What sorts of sources does he use to get at the culture of Orientalism, and how does he link the culture to the psychological, ideological, and tangible effects he’s arguing it resulted in?
Science (geographical surveys, linguistic treatises), politics (Napoleon’s correspondence), popular culture (literature [travel, novels], art [paintings],
There’s one aspect of this book that I find particularly important for historians of science to pay attention to, and it’s something Aparna asked us to look out for this week. Said raises a very pertinent question about how we should be writing history; in this case, he’s talking in particular about histories of “the Other.”
Have you seen the kind of discourse Said describes in the primary or secondary sources you consult when your actors or authors are writing about “the Other?”
How can one study other cultures and people from a libertarian, or a nonrepressive and nonmanipulative, perspective? (24)
How would you answer this question in the context of the history of science, or even more importantly, within the context of your own research?
It seems incredibly important who is assigned the role of “actor” and who is viewed in terms of their “reactions.” Who is changing and who is changed.
Another issue, and one that we’ve discussed at length in other courses but something I think Said deals with well, is the pitfalls of specialized disciplinarity. As historians, in our training, we are expected to read all the “great works” our forebears have composed in order to understand the acceptable methodologies and limits of our field. In a way, this distances us from the reality of the history we’re trying to comment upon, like it did for many intellectuals within the Orientalist community. Instead of looking at the Orient as it was, letting it speak for itself, these actors read what other men in their discipline had written about the Orient and took this as truth. (67)
As historians, should we be trained with such an emphasis on secondary source material? We’re joining a conversation, but we also are responsible for representing people of the past. How can we do so with so very little of their voices being heard? Where is the line between being a part of an intellectual community and making sure the subject of study for which the community has been founded is the centerpiece of the conversation?
What is science’s role in the construction of cultural domination of the West over the East? In the formation of the “Orient”?
What is the relationship between knowledge and power in Said’s narrative?
Does knowledge have to be based in reality for it to be powerful?
Is essentialist knowledge, taking something specific and applying it in a general manner, especially prone to produce problems of difference and inequality?
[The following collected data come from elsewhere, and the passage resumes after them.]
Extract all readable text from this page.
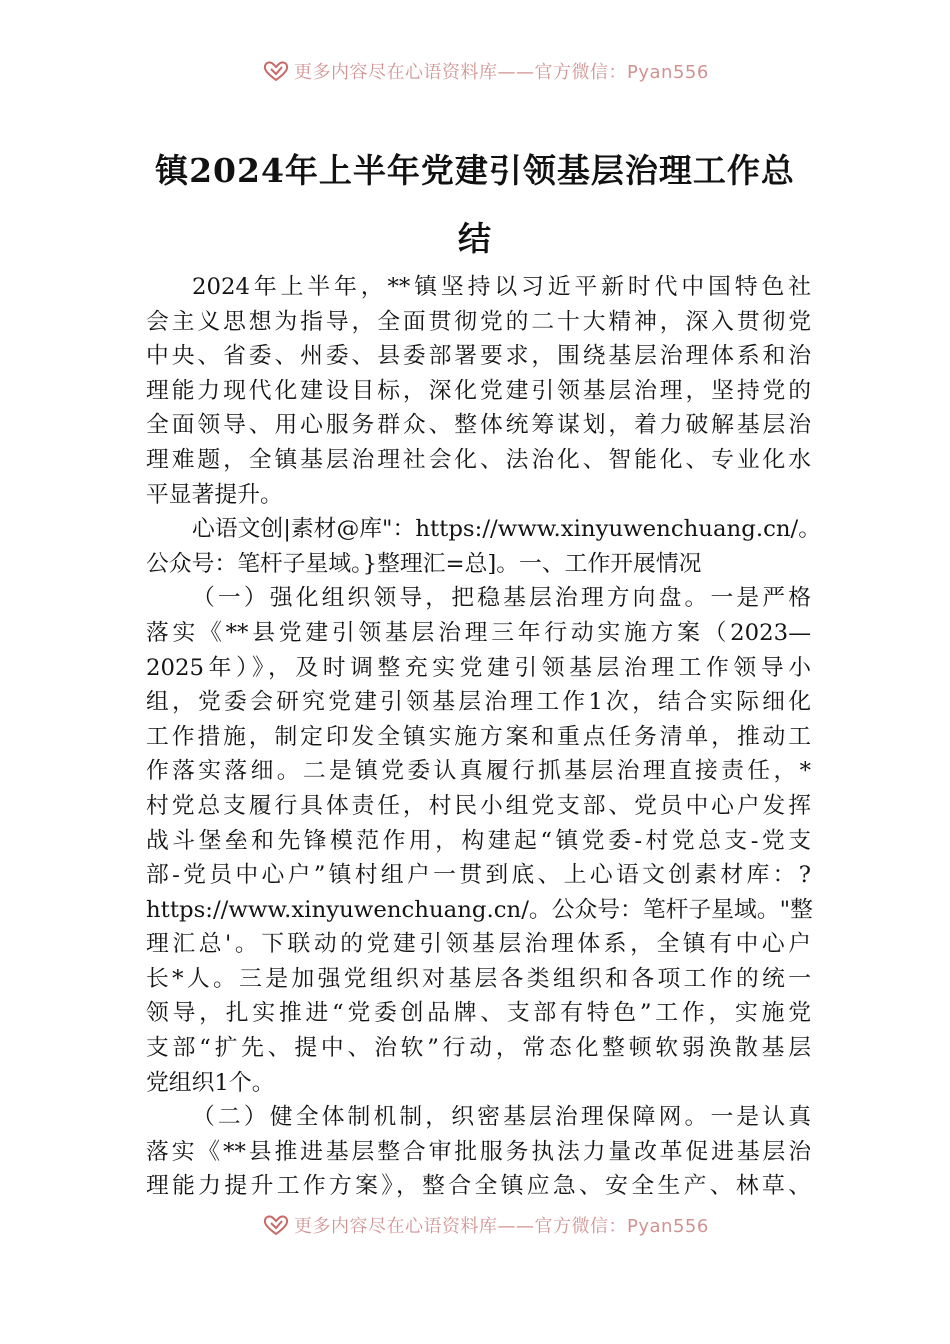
更多内容尽在心语资料库——官方微信：Pyan556
镇2024年上半年党建引领基层治理工作总
结
2024年上半年，**镇坚持以习近平新时代中国特色社
会主义思想为指导，全面贯彻党的二十大精神，深入贯彻党
中央、省委、州委、县委部署要求，围绕基层治理体系和治
理能力现代化建设目标，深化党建引领基层治理，坚持党的
全面领导、用心服务群众、整体统筹谋划，着力破解基层治
理难题，全镇基层治理社会化、法治化、智能化、专业化水
平显著提升。
心语文创|素材@库"：https://www.xinyuwenchuang.cn/。
公众号：笔杆子星域。}整理汇=总]。一、工作开展情况
（一）强化组织领导，把稳基层治理方向盘。一是严格
落实《**县党建引领基层治理三年行动实施方案（2023—
2025年）》，及时调整充实党建引领基层治理工作领导小
组，党委会研究党建引领基层治理工作1次，结合实际细化
工作措施，制定印发全镇实施方案和重点任务清单，推动工
作落实落细。二是镇党委认真履行抓基层治理直接责任，*
村党总支履行具体责任，村民小组党支部、党员中心户发挥
战斗堡垒和先锋模范作用，构建起“镇党委-村党总支-党支
部-党员中心户”镇村组户一贯到底、上心语文创素材库：?
https://www.xinyuwenchuang.cn/。公众号：笔杆子星域。"整
理汇总'。下联动的党建引领基层治理体系，全镇有中心户
长*人。三是加强党组织对基层各类组织和各项工作的统一
领导，扎实推进“党委创品牌、支部有特色”工作，实施党
支部“扩先、提中、治软”行动，常态化整顿软弱涣散基层
党组织1个。
（二）健全体制机制，织密基层治理保障网。一是认真
落实《**县推进基层整合审批服务执法力量改革促进基层治
理能力提升工作方案》，整合全镇应急、安全生产、林草、
更多内容尽在心语资料库——官方微信：Pyan556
Why not focus on more European-dominated colonial examples, like the British in India or the Russians in Asia?
DON’T LEAVE OUT THE GERMANS
This is anti-western
Made “Orientalism” into a bad word, condemning all those who would have proudly identified as such before the book was written.
“Said had constructed a binary-opposite representation, a fictional European stereotype that would counter-weigh the Oriental stereotype. Being European is the only common trait among such a temporally and stylistically disparate group of literary Orientalists.” Ibn Warraq, O.P. Kejariwal
Notes from Class:
Reproducing Empire, Laura Briggs
Early 20th century history of eugenics in Puerto Rico
The scholarship that we read is so heavily inundated with empire we don’t even see it.
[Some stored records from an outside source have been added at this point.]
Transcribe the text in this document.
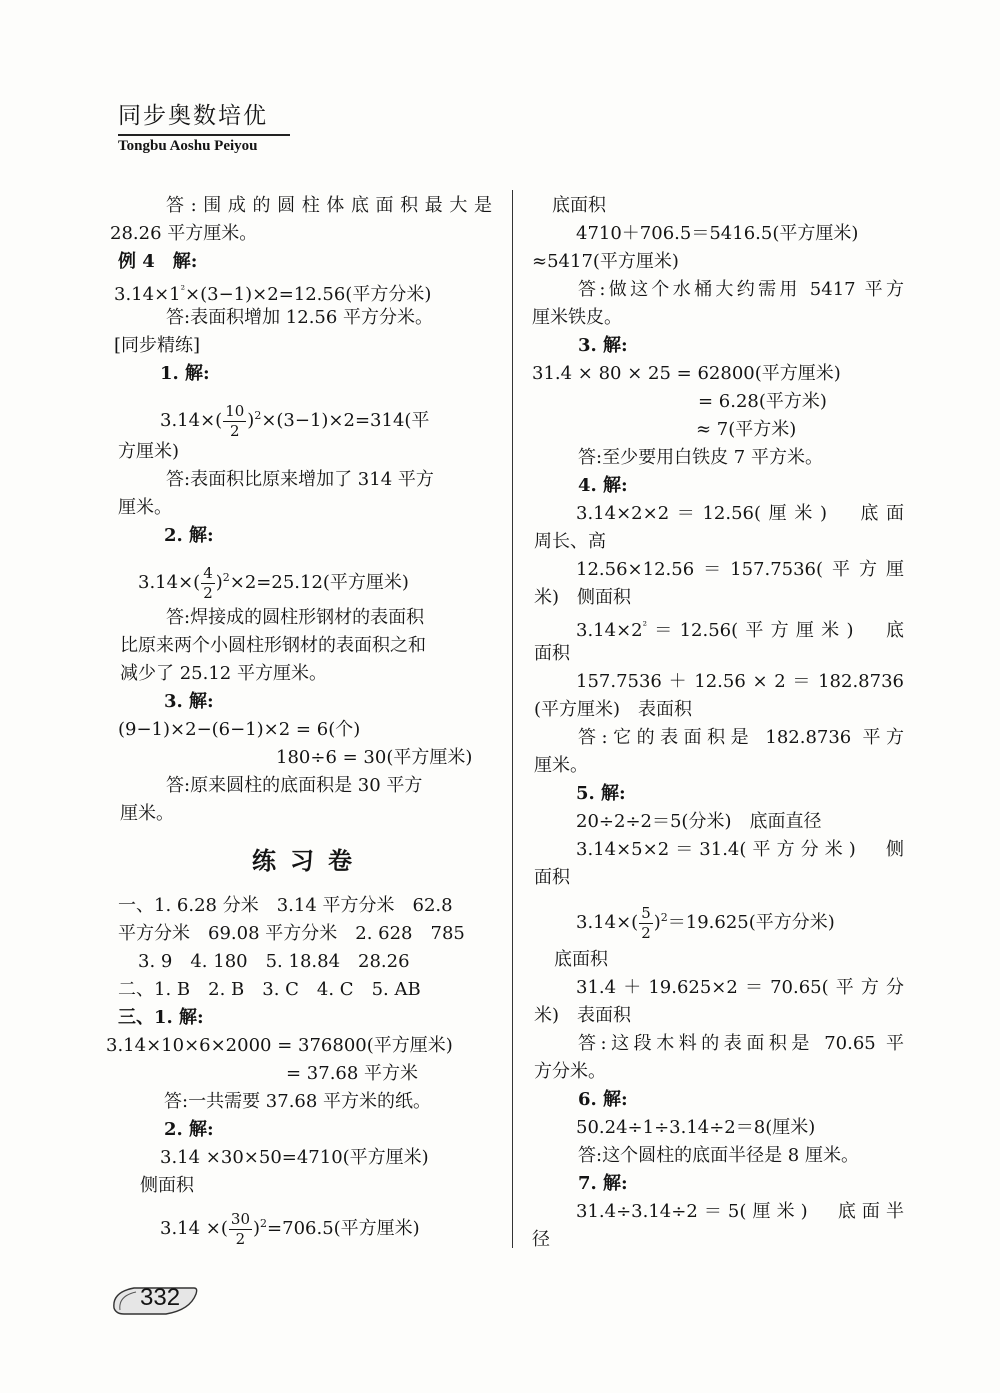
同步奥数培优
Tongbu Aoshu Peiyou
答:围成的圆柱体底面积最大是
28.26 平方厘米。
例 4　解:
$3.14\times 1^{^2}\times(3-1)\times 2=12.56$(平方分米)
答:表面积增加 12.56 平方分米。
[同步精练]
1. 解:
$3.14\times( \frac{10}{2} )^2\times(3-1)\times 2=314$(平
方厘米)
答:表面积比原来增加了 314 平方
厘米。
2. 解:
$3.14\times( \frac{4}{2} )^2\times 2=25.12$(平方厘米)
答:焊接成的圆柱形钢材的表面积
比原来两个小圆柱形钢材的表面积之和
减少了 25.12 平方厘米。
3. 解:
(9−1)×2−(6−1)×2 = 6(个)
180÷6 = 30(平方厘米)
答:原来圆柱的底面积是 30 平方
厘米。
练习卷
一、1. 6.28 分米　3.14 平方分米　62.8
平方分米　69.08 平方分米　2. 628　785
3. 9　4. 180　5. 18.84　28.26
二、1. B　2. B　3. C　4. C　5. AB
三、1. 解:
3.14×10×6×2000 = 376800(平方厘米)
= 37.68 平方米
答:一共需要 37.68 平方米的纸。
2. 解:
3.14 ×30×50=4710(平方厘米)
侧面积
3.14 ×( $\frac{30}{2} )^2=706.5$(平方厘米)
底面积
4710＋706.5＝5416.5(平方厘米)
≈5417(平方厘米)
答:做这个水桶大约需用 5417 平方
厘米铁皮。
3. 解:
31.4 × 80 × 25 = 62800(平方厘米)
= 6.28(平方米)
≈ 7(平方米)
答:至少要用白铁皮 7 平方米。
4. 解:
3.14×2×2＝12.56(厘米)　底面
周长、高
12.56×12.56＝157.7536(平方厘
米)　侧面积
$3.14\times 2^{^2}=12.56$(平方厘米)　底
面积
157.7536 ＋ 12.56 × 2 ＝ 182.8736
(平方厘米)　表面积
答:它的表面积是 182.8736 平方
厘米。
5. 解:
20÷2÷2＝5(分米)　底面直径
3.14×5×2＝31.4(平方分米)　侧
面积
$3.14\times( \frac{5}{2} )^2=19.625$(平方分米)
底面积
31.4＋19.625×2＝70.65(平方分
米)　表面积
答:这段木料的表面积是 70.65 平
方分米。
6. 解:
50.24÷1÷3.14÷2＝8(厘米)
答:这个圆柱的底面半径是 8 厘米。
7. 解:
31.4÷3.14÷2＝5(厘米)　底面半
径
332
You need to read Marx to understand this stuff (especially the violence aspects).
Oklahoma as a postcolonial space
Learning how to inhabit the space of the people we study
Any action in a colonized space is viewed as a reaction to the colonizers (by the colonized and the colonizers).
It’s not taking away colonial agency, it’s taking away their individuality.
Colonized cannot go back.
Culture must change to accommodate colonizers. It must change again to unify against colonizers. And it changes again after the colonizers are gone.